Gliding On: Playwright Roger Hall's characters came to epitomise the solid, decent - but uninspiring - central government bureaucracy. The Right dubbed them the "woolly-pulley brigade" after the sensible woollen pullovers Wellington civil servants wore to protect them against the capital's notorious southerlies.
POOR CHRISTINE RANKIN, reprimanded for displaying a lack of "financial discipline". It must be embarrassing, standing up there on your little WINZ podium, suffering our slings and arrows for the outrageous fortune expended on charter flights to Taupo. But for those of you experiencing a sense of grim satisfaction at the outcome of State Services Commissioner Wintringham’s inquiry, I have some bad news. Neither Ms Rankin, nor her reputation, are going to suffer the slightest long-term damage. Not where it counts. Not in the private sector.
For the past twenty years we have been told that the public service must follow the example set by private enterprise. To speed up the process, civil servants were transformed into objects of derision; figures of fun to be pilloried and laughed at. Sir Robert Jones liked to talk about the "grey shoes wearers". Richard Prebble laughed at the public servant’s fondness for "woolly pulleys". Even Bill Ralston was once moved to describe the Wellington of the early 1980s as a "grey, East European city". But it was the mild-mannered Roger Hall, who – in a caring way – inflicted the deepest wounds, with his hilarious play Glide Time and the Gliding On television series. And it still goes on. Only the other day, the Prime Minister, Mrs Shipley, was moved to remind her Federated Farmers audience of the bad old days when Social Welfare bureaucrats came to work in "walk-shorts and jandals".
It is a measure of what the Italian socialist, Antonio Gramsci, called "capitalist hegemony" that we take all this nonsense about the superior efficiency of the private sector seriously.
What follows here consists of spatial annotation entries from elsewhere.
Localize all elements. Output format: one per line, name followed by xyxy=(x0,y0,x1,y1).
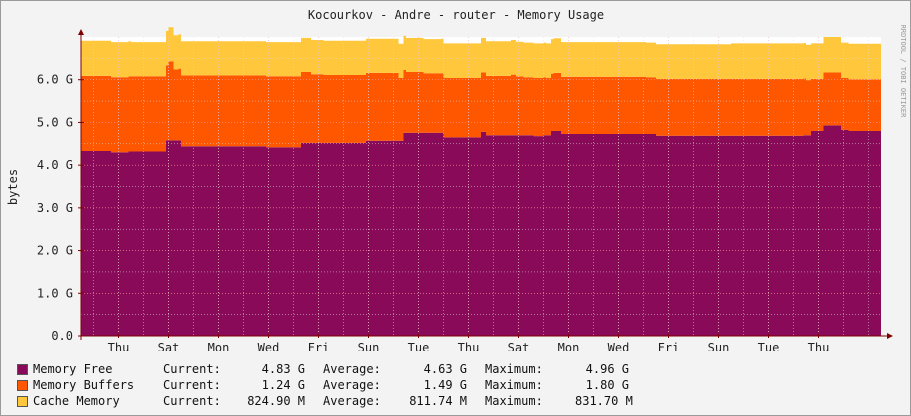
legend-current-value: 4.83 G xyxy=(261,362,305,376)
x-tick-labels: Thu Sat Mon Wed Fri Sun Tue Thu Sat Mon Wed Fri Sun T… xyxy=(108,341,830,355)
x-tick-label: Wed xyxy=(608,341,630,351)
x-axis-arrow xyxy=(887,333,893,339)
x-tick-label: Fri xyxy=(658,341,680,351)
legend-current-value: 1.24 G xyxy=(261,378,305,392)
legend-swatch-memory-free xyxy=(17,363,28,375)
axes xyxy=(78,29,893,340)
y-axis-arrow xyxy=(78,29,84,35)
legend-swatch-cache-memory xyxy=(17,395,28,407)
legend-series-name: Cache Memory xyxy=(33,394,120,408)
area-cache-memory xyxy=(81,27,881,81)
x-tick-label: Mon xyxy=(208,341,230,351)
y-tick-label: 5.0 G xyxy=(37,115,73,129)
area-memory-free xyxy=(81,125,881,337)
area-memory-buffers xyxy=(81,61,881,153)
legend-average-value: 4.63 G xyxy=(423,362,467,376)
x-tick-label: Thu xyxy=(458,341,480,351)
y-tick-label: 0.0 xyxy=(51,329,73,343)
legend-row-memory-free: Memory Free Current: 4.83 G Average: 4.6… xyxy=(17,361,629,377)
legend-maximum-label: Maximum: xyxy=(485,362,543,376)
legend-maximum-value: 831.70 M xyxy=(575,394,633,408)
y-tick-label: 3.0 G xyxy=(37,201,73,215)
legend-maximum-label: Maximum: xyxy=(485,394,543,408)
legend-row-memory-buffers: Memory Buffers Current: 1.24 G Average: … xyxy=(17,377,629,393)
grid-lines xyxy=(81,37,881,336)
y-tick-label: 4.0 G xyxy=(37,158,73,172)
series-areas xyxy=(81,27,881,337)
legend-average-value: 811.74 M xyxy=(409,394,467,408)
x-tick-label: Wed xyxy=(258,341,280,351)
x-tick-label: Thu xyxy=(808,341,830,351)
legend-average-label: Average: xyxy=(323,394,381,408)
x-tick-label: Sat xyxy=(158,341,180,351)
legend-swatch-memory-buffers xyxy=(17,379,28,391)
y-axis-label: bytes xyxy=(6,169,20,205)
legend-maximum-label: Maximum: xyxy=(485,378,543,392)
y-tick-label: 2.0 G xyxy=(37,244,73,258)
legend-current-label: Current: xyxy=(163,378,221,392)
y-tick-label: 6.0 G xyxy=(37,73,73,87)
memory-usage-chart: Kocourkov - Andre - router - Memory Usag… xyxy=(6,8,907,355)
legend-maximum-value: 4.96 G xyxy=(585,362,629,376)
legend-average-label: Average: xyxy=(323,378,381,392)
legend-average-label: Average: xyxy=(323,362,381,376)
rrdtool-watermark: RRDTOOL / TOBI OETIKER xyxy=(899,25,907,119)
x-tick-label: Sat xyxy=(508,341,530,351)
legend-average-value: 1.49 G xyxy=(423,378,467,392)
x-tick-label: Thu xyxy=(108,341,130,351)
x-tick-label: Tue xyxy=(758,341,780,351)
y-tick-labels: 0.0 1.0 G 2.0 G 3.0 G 4.0 G 5.0 G 6.0 G xyxy=(37,73,73,343)
x-tick-label: Mon xyxy=(558,341,580,351)
legend-series-name: Memory Buffers xyxy=(33,378,135,392)
legend-series-name: Memory Free xyxy=(33,362,113,376)
x-tick-label: Sun xyxy=(358,341,380,351)
legend-row-cache-memory: Cache Memory Current: 824.90 M Average: … xyxy=(17,393,633,409)
x-tick-label: Fri xyxy=(308,341,330,351)
legend-current-label: Current: xyxy=(163,362,221,376)
legend-current-label: Current: xyxy=(163,394,221,408)
x-tick-label: Sun xyxy=(708,341,730,351)
legend: Memory Free Current: 4.83 G Average: 4.6… xyxy=(17,361,633,409)
chart-title: Kocourkov - Andre - router - Memory Usag… xyxy=(308,8,604,22)
legend-current-value: 824.90 M xyxy=(247,394,305,408)
y-tick-label: 1.0 G xyxy=(37,286,73,300)
legend-maximum-value: 1.80 G xyxy=(585,378,629,392)
x-tick-label: Tue xyxy=(408,341,430,351)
The private sector is, by its very nature, inefficient. After all, what else is "profit" but the result of deliberately distorted pricing? Virtually any commercial service you care to name could be provided more cheaply if it were not for the private owners’ personal "cut".
Having trouble getting your head around this? Well, that’s the power of genuinely "hegemonic" institutions – in the end their arguments begin to sound a lot like "common sense".
To help you understand what I mean, consider the Mafia. In a recent newspaper article it was reported that thanks to the sterling efforts of the FBI, most of the great Mafioso crime families have been broken. This has led to a dramatic fall in the prices of the goods and services formerly under Mafia control – garbage disposal, the garment trade, building construction, etc. To extract their "profits" the criminal entrepreneurs of the Mafia imposed a sort of "tax" on the businesses they controlled. To pay this "tax" (and continue to make a profit of their own) businesspeople were forced to build it into their overall cost structures. The near elimination of Mafia extortion on the Eastern Seaboard of the United States has made life a lot cheaper for everyone.
That is what profit really is – a private "tax" on consumers. And that is why the New Right hates publicly owned businesses with such passion. Not because they are inefficient and wasteful, but because they have no need to "make a profit". They just can’t bear the fact that properly run public enterprises will always be cheaper and more efficient than their private sector rivals.
What’s more, the key motivation of public enterprise – to provide the best possible service at the lowest possible cost – instils a set of values radically at odds with the selfishness and greed of private sector players. Genuine public "servants" may not wear smart suits, or prattle on about "teamwork", but neither do they expect – or get – six-figure salaries, five star accommodation, and chartered air travel.
It’s private – not public – taxes that pay for those things. (Unless, of course, you’re Christine Rankin!)